Vooreerst echter zal daarin wel geen verandering komen, want hoe wenschelijk ook, men klemt zich niet alleen aan het beginsel maar ook aan de zeker gebrekkige uitvoering van het constitutioneele stelsel vast, soms met een overdrijving, grooter dan die waarmee indertijd het monarchale stelsel is verdedigd en gehandhaafd, - zeker minder juist, vooral wanneer men bedenkt dat de monarchie werken heeft gewrocht, waaraan bij het constitutioneele stelsel, naar de voorloopige resultaten te oordeelen, geen denken is.
Hoe dit zij, den 8sten van de volgende maand heeft de gewone periodieke verkiezing plaats; de helft der leden van de Kamer treedt af en er is reden ditmaal veel gewicht te hechten aan de verkiezingen; kan in gewone omstandigheden reeds de verkiezing van de helft der leden licht een verschuiving van de meerderheid geven, waar, zooals dit tegenwoordig het geval is, de meerderheid afhangt van een paar stemmen, is verandering zelfs waarschijnlijk.
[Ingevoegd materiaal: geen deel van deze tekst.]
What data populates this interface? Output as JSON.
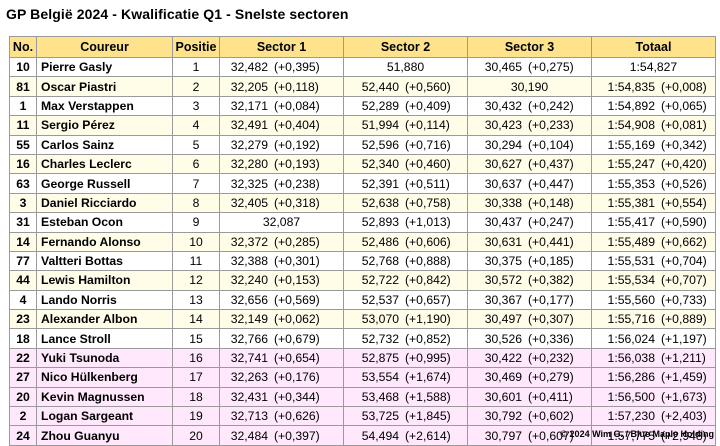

En wij behoeven nauw te herinneren aan welke zijde de meerderheid dan zal vallen. Voor het oogenblik is zij in handen der liberalen; maar het gebruik dat zij er in de laatste jaren van hebben gemaakt, is van dien aard dat zij zoowel het vertrouwen als de geestdrift bij het volk hebben uitgebluscht, terwijl men daartegenover vindt een partij, die, speculeerend op een der werkzaamste krachten des volks, het bijgeloof, in de laatste jaren wonderen heeft verricht; de aangroeiende macht der clericalen is wereldberoemd. Ook de liberalen zullen wel willen toestemmen, dat de toestand dus ernstig is en nadere overweging gewenscht.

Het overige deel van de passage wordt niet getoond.